The fund also has guardrails to prevent political meddling. It would be run by independent trustees, not by Congress, with a fiduciary obligation to maximize returns. There would be annual audits published online to ensure, among other things, that there is no activist investing or political interference.

 

Where political leadership is needed, however, is in covering the remaining 25 percent of the shortfall that our plan does not account for. Seniors and those close to retirement should not pay higher taxes or see benefits decrease, of course. But real solutions require a plan that does something more than the Do-Nothing plans that both Biden and Trump propose.

 

Indeed, in nearly two and a half years in office, President Biden has not introduced a plan to address Social Security solvency. He has made no attempt to work with Republicans or Congress more broadly, and he doesn’t have any plans to start now.
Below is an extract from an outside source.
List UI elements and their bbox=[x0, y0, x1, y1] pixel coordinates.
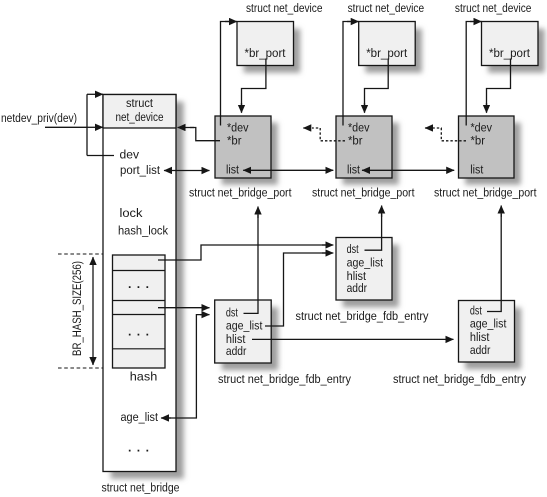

Trump previously called for increasing the eligibility age to 70, but now he criticizes anyone who tries to solve the issue.

 

But criticizing is easy. Actual political leadership, particularly on an issue of such consequence to so many people, is much harder. If Americans want to ensure that Social Security benefits will be available to future generations, they need to move on from Biden, Trump, and their bipartisan Do-Nothing plan.

 

Bill Cassidy is the senior U.S. senator from Louisiana.